Appellee further argues that because Appellant voluntarily consented to the settlement order, Appellant is precluded from appealing the settlement order. In response, Appellant contends that a second notice of appeal, following the resolution of a Rule 2-535 motion, is only necessary when the judgment of the court has been revised. We disagree.
Prior cases have established that a party "cannot appeal from a decree wherein the relief he prays for has been granted." Mugford v. Mayor and City Council of Baltimore, 185 Md. 266, 269 (1954); see also Long v. Runyeon, 285 Md. 425, 429-30 (1979) ("The law in this State is that no appeal will lie from a consent judgment."); Chernick v. Chernick, 327 Md. 470, 477 (1992) ("Our prior cases have made clear that generally no appeal will lie from a consent judgment."). Moreover, in Chernick, the Court of Appeals noted that
An appeal will lie from a court's decision to grant or refuse to vacate a "consent judgment" where it was contended below that the "consent judgment" was not, in fact, a consent judgment because the consent was coerced, the judgment exceeded the scope of consent, or for other reasons there was never any valid consent. See Long v. Runyeon, 285 Md. 425, 429- 30, 403 A.2d 785, 788 (1979); Mercantile Trust Co. v. Schloss, 165 Md. 18, 24-25, 166 A. 599, 601-02 (1933).327 Md. at 477. Thus, Chernick makes clear that the proper avenue for challenging a duly entered consent judgment is to file a motion to vacate the judgment due to lack of consent; and if the motion is denied, only then may the consent judgment be properly appealed. This is consistent with the foundational appellate function of reviewing only issues raised in or decided by the trial court.

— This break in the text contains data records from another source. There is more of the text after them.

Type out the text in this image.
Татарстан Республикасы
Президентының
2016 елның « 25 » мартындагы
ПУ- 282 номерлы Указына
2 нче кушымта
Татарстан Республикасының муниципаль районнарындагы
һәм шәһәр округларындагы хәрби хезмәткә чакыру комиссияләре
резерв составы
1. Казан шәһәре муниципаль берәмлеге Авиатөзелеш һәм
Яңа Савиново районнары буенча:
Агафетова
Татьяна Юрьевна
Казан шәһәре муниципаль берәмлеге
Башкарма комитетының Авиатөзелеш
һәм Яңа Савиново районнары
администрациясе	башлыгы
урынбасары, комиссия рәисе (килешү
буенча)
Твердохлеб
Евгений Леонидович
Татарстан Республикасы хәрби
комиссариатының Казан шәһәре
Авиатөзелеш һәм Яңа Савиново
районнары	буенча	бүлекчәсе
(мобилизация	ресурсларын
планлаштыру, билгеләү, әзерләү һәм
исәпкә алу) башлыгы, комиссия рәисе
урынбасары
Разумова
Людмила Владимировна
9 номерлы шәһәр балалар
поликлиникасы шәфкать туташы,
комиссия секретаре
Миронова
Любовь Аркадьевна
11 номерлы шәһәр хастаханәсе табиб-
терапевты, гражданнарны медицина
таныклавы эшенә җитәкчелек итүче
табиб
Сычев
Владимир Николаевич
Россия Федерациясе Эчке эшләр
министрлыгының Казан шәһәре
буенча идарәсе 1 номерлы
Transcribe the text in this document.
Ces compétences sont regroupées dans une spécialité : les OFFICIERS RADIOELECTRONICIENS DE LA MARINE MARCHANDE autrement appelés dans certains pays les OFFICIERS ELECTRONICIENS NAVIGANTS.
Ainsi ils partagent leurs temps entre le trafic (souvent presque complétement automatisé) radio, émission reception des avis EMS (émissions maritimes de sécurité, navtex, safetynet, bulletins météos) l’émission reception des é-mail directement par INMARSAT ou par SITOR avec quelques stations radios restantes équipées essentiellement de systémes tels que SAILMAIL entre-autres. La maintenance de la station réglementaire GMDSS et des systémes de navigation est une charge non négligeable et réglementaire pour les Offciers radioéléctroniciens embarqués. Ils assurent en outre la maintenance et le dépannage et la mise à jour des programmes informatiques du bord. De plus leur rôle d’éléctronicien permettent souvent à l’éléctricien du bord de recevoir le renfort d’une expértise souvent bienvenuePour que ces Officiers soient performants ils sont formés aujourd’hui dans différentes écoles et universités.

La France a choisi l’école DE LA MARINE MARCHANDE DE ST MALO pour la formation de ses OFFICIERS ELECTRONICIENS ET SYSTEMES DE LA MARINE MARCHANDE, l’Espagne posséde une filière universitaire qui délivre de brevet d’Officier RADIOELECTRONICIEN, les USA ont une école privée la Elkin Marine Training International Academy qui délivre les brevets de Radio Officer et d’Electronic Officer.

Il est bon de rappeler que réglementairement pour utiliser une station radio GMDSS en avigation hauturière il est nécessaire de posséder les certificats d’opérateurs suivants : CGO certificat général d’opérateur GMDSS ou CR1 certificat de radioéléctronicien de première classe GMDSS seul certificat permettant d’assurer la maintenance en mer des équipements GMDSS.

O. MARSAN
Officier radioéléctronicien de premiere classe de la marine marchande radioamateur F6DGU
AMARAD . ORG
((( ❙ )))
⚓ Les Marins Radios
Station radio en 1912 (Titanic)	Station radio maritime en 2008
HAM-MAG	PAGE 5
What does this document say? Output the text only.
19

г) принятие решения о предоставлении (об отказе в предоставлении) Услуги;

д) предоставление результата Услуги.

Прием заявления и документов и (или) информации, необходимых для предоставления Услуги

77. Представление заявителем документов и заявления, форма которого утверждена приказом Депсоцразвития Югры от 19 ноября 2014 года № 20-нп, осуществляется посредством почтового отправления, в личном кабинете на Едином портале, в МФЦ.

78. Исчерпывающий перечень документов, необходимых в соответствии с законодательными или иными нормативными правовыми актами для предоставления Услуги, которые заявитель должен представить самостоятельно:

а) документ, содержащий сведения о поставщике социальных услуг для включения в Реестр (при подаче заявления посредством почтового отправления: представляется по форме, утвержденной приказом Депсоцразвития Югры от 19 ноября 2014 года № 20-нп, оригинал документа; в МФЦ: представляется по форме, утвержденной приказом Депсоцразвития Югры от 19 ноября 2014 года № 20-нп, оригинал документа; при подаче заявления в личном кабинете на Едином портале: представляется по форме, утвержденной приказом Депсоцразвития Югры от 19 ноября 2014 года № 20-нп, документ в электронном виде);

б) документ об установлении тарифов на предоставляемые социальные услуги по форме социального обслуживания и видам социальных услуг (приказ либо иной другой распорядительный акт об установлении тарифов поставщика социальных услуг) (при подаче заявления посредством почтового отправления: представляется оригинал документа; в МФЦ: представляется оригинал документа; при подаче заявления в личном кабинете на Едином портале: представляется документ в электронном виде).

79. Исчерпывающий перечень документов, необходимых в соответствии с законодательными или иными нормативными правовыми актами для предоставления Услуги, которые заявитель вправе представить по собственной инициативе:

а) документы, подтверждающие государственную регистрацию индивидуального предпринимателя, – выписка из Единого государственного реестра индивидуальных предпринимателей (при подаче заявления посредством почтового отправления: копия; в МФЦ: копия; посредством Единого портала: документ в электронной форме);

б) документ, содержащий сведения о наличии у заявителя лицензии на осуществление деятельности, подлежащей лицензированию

As previously discussed, Appellant's motion to vacate is not properly before this court. See supra at 8. Moreover, because Appellant consented to the terms of the settlement order, Appellant may not appeal from that order. In sum, neither of Appellant's contentions on appeal are properly before this court.
Conclusion
Accordingly, because neither of Appellant's contentions are properly before this court, we dismiss Appellant's appeal pursuant to Rule 8-206(b)(1).
JUDGMENT OF THE CIRCUIT COURT FOR BALTIMORE COUNTY AFFIRMED; COSTS TO BE PAID BY APPELLANT.
[*] This is an unreported opinion, and it may not be cited in any paper, brief, motion, or other document filed in this Court or any other Maryland Court as either precedent within the rule of stare decisis or as persuasive authority. Md. Rule 1-104.